Escape the Weight of Your Crushing DebtA debt management plan is a method of making reduced monthly repayments towards the creditors of all of your accumulated unsecured debts in order to repay the total sum of the debts in a single preferable more manageable manner.

A DMP is set created to assist those struggling to meet debt repayments but who still have money available after paying all essential day-to-day living expenses.

You will make one monthly payment to your DMP provider who will make all payments to your creditors on your behalf.

A DMP is not a legally binding contract. This means you can cancel and leave the plan at any time you wish.

What debts can I include on a DMP?

Most unsecured loans can be included on a DMP. These include credit cards, overdrafts, personal loans, store credit, catalog credit, payday loans, and telephone contracts.

Secured loans such as mortgages cannot be included and will need to be paid as normal. Your regular utility and household bills will not be included on a DMP but if you have arrears owing to your suppliers you can often arrange to have these included as part of your DMP.

Other regular payments and repayments such as student loans, child support, CCJs, and other court fines, will all need to be paid separately as you were before taking out your DMP.

How does a DMP work?

The first step in considering your debt management plan is to create an accurate budget. This needs to be a realistic account of all the money you earn and how much you pay on your regular monthly outgoings. Your outgoings should include your mortgage or rent payments, all utility bills, food shopping, your transport to and from work, and any other costs that aren’t viewed as luxury items that are realistic costs detailed as fair living expenses.

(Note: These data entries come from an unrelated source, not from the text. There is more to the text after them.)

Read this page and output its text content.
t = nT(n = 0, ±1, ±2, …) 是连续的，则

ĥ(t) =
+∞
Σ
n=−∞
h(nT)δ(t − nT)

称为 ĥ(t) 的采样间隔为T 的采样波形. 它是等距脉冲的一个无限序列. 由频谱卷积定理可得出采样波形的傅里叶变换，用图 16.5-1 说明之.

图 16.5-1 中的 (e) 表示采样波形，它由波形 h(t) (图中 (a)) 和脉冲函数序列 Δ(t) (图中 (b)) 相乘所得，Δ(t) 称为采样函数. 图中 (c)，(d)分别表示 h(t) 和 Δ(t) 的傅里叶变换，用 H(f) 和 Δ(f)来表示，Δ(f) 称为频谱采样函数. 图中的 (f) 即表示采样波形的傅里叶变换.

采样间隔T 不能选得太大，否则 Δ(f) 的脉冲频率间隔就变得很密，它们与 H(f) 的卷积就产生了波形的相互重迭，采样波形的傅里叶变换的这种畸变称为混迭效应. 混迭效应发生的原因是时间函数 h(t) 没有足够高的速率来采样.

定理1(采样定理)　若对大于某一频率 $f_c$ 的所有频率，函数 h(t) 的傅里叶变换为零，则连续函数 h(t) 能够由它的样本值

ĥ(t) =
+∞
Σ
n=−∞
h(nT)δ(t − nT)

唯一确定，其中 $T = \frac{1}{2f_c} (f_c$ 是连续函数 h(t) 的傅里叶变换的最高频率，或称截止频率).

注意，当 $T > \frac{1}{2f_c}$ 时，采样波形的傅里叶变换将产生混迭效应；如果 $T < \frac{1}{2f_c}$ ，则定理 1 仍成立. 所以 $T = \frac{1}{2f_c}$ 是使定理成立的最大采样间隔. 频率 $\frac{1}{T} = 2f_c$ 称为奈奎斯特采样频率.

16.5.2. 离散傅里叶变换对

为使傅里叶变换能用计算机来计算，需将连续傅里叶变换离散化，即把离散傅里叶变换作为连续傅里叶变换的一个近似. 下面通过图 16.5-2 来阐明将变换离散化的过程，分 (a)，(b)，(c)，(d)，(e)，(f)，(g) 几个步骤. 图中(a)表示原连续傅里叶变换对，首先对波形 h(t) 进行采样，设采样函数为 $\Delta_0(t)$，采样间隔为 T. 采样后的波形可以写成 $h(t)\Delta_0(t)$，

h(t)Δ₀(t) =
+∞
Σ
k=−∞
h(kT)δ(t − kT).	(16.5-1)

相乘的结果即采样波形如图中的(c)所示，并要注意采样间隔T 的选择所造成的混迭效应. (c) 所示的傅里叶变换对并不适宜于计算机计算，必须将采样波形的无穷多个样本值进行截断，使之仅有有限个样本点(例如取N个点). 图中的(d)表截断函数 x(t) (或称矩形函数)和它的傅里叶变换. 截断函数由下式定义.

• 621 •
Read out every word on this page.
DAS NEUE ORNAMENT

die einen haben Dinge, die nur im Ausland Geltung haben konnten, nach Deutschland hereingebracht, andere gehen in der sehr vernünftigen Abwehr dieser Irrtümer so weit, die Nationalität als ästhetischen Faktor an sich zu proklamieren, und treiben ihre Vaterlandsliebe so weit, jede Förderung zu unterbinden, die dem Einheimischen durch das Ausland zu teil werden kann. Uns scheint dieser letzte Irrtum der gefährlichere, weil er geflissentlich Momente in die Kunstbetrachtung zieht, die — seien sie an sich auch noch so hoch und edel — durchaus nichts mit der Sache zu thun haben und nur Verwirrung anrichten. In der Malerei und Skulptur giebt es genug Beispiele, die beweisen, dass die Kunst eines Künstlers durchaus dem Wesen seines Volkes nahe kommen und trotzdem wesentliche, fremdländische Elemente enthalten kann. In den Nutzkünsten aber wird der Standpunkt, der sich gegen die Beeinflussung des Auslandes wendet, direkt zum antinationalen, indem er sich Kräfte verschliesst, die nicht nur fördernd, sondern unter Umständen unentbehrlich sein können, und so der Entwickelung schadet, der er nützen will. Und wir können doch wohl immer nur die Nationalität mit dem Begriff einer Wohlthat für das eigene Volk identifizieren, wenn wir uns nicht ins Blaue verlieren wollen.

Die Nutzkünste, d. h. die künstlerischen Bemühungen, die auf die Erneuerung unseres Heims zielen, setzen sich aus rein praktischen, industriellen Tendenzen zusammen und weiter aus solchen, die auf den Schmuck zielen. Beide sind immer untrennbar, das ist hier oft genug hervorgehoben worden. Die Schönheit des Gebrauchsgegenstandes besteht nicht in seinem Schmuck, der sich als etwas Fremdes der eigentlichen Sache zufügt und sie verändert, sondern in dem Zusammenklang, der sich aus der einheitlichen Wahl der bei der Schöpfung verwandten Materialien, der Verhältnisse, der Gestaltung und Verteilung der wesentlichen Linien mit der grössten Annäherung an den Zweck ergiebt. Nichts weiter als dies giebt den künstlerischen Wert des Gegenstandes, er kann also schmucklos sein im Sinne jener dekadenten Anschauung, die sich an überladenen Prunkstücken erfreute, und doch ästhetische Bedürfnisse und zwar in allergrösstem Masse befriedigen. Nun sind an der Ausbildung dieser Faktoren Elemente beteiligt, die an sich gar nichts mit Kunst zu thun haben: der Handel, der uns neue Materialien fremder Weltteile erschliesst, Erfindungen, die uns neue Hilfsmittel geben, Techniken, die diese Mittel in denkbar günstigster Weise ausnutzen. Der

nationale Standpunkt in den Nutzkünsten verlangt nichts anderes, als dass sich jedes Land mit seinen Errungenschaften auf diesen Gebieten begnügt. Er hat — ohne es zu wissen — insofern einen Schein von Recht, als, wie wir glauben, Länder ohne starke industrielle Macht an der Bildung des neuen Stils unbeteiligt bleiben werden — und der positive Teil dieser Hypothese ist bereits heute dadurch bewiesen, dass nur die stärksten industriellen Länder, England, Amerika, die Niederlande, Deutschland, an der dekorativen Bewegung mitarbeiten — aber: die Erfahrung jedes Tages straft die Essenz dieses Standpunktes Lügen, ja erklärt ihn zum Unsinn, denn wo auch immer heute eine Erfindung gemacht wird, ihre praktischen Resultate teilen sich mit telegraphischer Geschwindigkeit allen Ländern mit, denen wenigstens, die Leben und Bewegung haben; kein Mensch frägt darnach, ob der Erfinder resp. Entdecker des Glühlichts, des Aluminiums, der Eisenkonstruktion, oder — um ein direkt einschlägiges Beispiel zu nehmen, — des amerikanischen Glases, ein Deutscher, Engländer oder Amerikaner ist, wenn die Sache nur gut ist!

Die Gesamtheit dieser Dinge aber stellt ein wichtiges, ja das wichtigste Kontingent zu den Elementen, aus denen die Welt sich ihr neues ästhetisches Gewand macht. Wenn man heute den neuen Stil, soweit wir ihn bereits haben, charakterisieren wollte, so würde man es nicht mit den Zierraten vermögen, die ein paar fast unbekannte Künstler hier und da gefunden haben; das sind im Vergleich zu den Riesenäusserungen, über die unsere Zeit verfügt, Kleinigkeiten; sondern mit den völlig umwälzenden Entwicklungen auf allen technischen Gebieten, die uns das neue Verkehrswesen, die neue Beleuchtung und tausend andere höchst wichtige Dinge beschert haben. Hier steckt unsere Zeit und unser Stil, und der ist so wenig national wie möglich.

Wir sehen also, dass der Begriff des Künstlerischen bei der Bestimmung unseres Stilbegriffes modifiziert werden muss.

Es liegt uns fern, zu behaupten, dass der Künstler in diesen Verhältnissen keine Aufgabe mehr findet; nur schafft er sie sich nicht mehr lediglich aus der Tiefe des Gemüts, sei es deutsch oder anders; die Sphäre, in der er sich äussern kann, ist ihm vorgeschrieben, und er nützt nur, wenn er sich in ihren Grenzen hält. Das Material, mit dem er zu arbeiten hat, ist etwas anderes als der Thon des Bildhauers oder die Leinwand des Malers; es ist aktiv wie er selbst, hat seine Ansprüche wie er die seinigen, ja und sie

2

Your provider will help you outline and gather all the required information for putting together a budget suitable for a DMP application.

Once you have your completed budget your DMP provider will contact each of your existing lenders to discuss amending your current arrangements to a program of new and more manageable repayments. These new payment amounts will allow you a more comfortable method to pay back your loan amounts in full, although probably over a longer period of time.

Occasionally a DMP can be arranged by an individual but your lenders will be much less likely to agree to a plan that isn’t arranged by a financial professional or a reputable debt specialist.

It will be this specialist, your chosen DMP provider, who will handle making all payments to your lenders leaving you only responsible for making a single payment each month to them.

The benefits and risks of arranging a debt management plan

You should only have to pay what you can realistically afford. Your DMP provider will ensure that your budget is practical and the repayment amount is in line with your income and outgoings.

As long as you make your regular monthly repayments you can often add arrears from existing household bills to your DMP to help you stay in control of any changes in your finances.

You have only to make a single payment to your DMP provider instead of organizing numerous payments to each of your creditors.

Your DMP provider will regularly revisit your budget to be assured that your repayments are continually manageable.

Your DMP provider will try and arrange for your creditors to stop charging additional fees or interest on your outstanding loan. However, they don’t have to agree to this and any additional charges could increase your total debt amount putting an additional financial strain on your budget.

Your creditors should no longer need to contact you, but again, they are entitled to if they consider it necessary.

If you fail to meet your new repayment terms your creditors are still entitled to pursue court action to retrieve the debt; for example, applying for a County Court judgment or other debt collection facility.

You will find it almost impossible to secure further debt while paying into a DMP.

How do I get a DMP?

Practically all financial and debt advice is available for free so it makes sense to consult a professional to make sure a DMP is the best option for you. If other routes to ease your specific debt issues are available a financial advisor or debt management company will be able to advise you of each of them and guide you into choosing the best possible outcome to your situation.

Make sure your DMP provider is reputable. Check that they are authorized by the Financial Conduct Authority. The FCA regulates all financial service firms and markets in the UK to ensure fair behavior to each of their users.

You should also make yourself aware of all fees associated with your DMP. Find out if they are payable separately to the DMP or included into the total repayment amount. This should not only include set up fees but any additional costs that will be charged for the work involved due to changes in circumstances.

Can I change my DMP provider?

If you feel that your DMP provider has let you down in any way or if they have ceased trading you are entitled to move your DMP to another provider. Again, you should consider all associated fees when considering this move, as additional costs could cause further problems to an already tightly stretched budget.

Does a DMP affect my credit score?

Yes. Applying for a DMP to repay your creditors means that you’ve broken the terms and conditions of your existing loans. Although a DMP won’t show up on your credit report, the reduced payments made to your lenders will. Details of missed or failing to make the original payments will also show, as will any court action applications. All of these are elements that affect your credit score and alert lenders to the level of risk you represent when applying for further loans. Check this nationaldebtadvice.org.uk

Any failed or missed payments, or court action arising from debt issues, will be removed from your credit file after 6 years. This happens whether the debts are paid in full or not.